Absolution conditionnelle pour un jeune Sherbrookois

Un jeune homme de 19 ans de Sherbrooke pourra bénéficier d’une absolution conditionnelle après avoir partagé des images intimes de son ancienne partenaire sexuelle sans son consentement.

Le juge Érick Vanchestein de la Cour du Québec a déterminé qu’il était dans l’intérêt réel de l’accusé sans nuire à l’intérêt public de ne pas lui imposer de dossier criminel.

Une probation de deux ans a cependant été imposée au jeune homme. Il devra effectuer 150 heures de travaux communautaires.

L’accusé sans histoire et sans antécédent judiciaire a appris à ses dépens que la loi interdit de capter et de partager des images de sa partenaire sexuelle sans son consentement.

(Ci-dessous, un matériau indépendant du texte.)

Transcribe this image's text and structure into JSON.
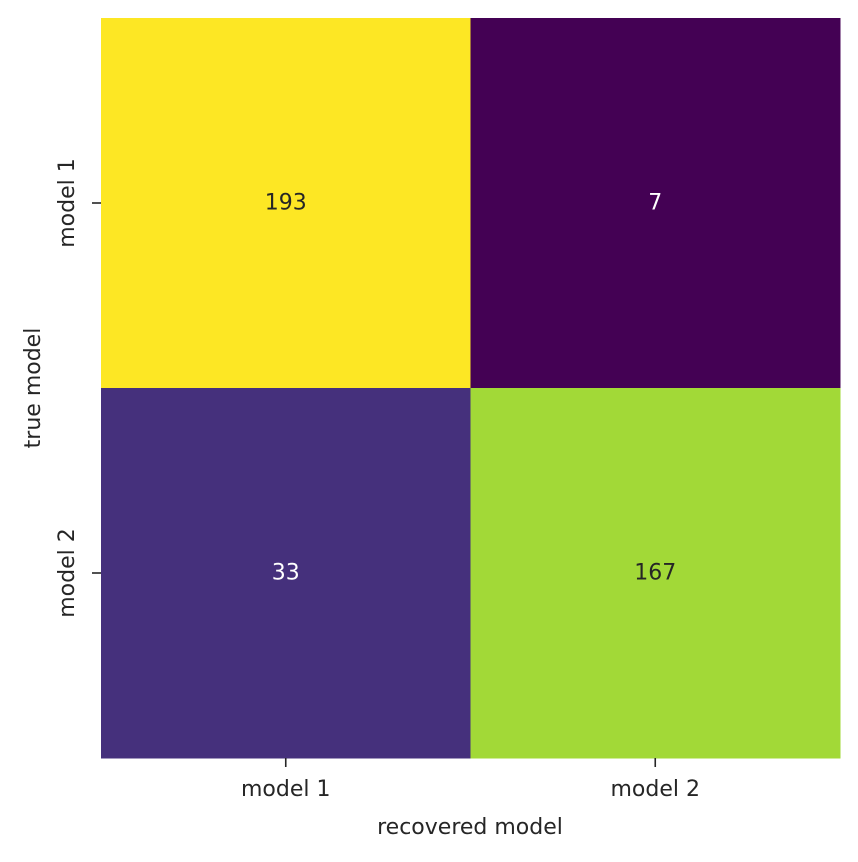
{
  "chart_data": {
    "type": "heatmap",
    "title": "",
    "xlabel": "recovered model",
    "ylabel": "true model",
    "x_categories": [
      "model 1",
      "model 2"
    ],
    "y_categories": [
      "model 1",
      "model 2"
    ],
    "values": [
      [
        193,
        7
      ],
      [
        33,
        167
      ]
    ],
    "colormap": "viridis",
    "value_range": [
      7,
      193
    ],
    "colorbar": false,
    "grid": false,
    "annotation_colors": {
      "dark": "#262626",
      "light": "#ffffff"
    }
  }
}
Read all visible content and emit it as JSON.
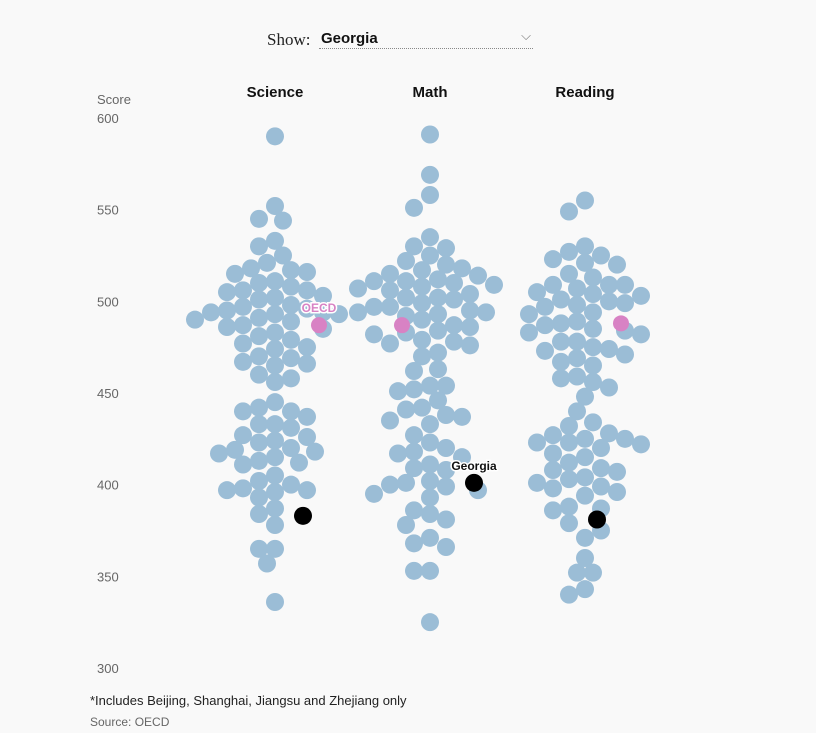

Il avait plaidé coupable en janvier d’avoir distribué des images intimes sans consentement et de voyeurisme entre le 6 juin et le 23 juillet 2018.

La victime avait 17 ans lors des gestes et l’accusé avait 18 ans. Les relations sexuelles étaient consensuelles, mais l’accusé n’avait pas demandé à la victime l’autorisation de la filmer et il l’a fait sans son consentement.

L’accusé n’est pas nommé dans cette affaire pour ne pas identifier la victime.

Après la séparation du couple, la plaignante a été informée que son ex-conjoint avait enregistré certaines images intimes.

C’est une amie de l’accusé qui a informé la victime que des images d’elle, prises avec son ex-conjoint lors d’une relation sexuelle, avaient été diffusées sur le réseau social Snapchat.

Une vingtaine de personnes ont visionné la séquence vidéo et certains ont reconnu la plaignante de 17 ans.

L’un d’eux a enregistré une séquence vidéo qui a servi de preuve.

La preuve mentionne que trois séquences des ébats sexuels ont été envoyées. Une séquence de huit secondes d’une relation sexuelle est particulièrement problématique.

L’accusé dans cette affaire a présenté ses excuses à la victime dès la plainte de cette dernière, mais aussi devant le tribunal.

La victime a indiqué avoir été humiliée et inquiétée par la portée possible des gestes. Elle a gardé une peur de l’impact que ces images pourraient avoir sur sa vie.

Me Jean-Guillaume Blanchette défendait l’accusé, alors que Me Joanny Saint-Pierre représentait le ministère public.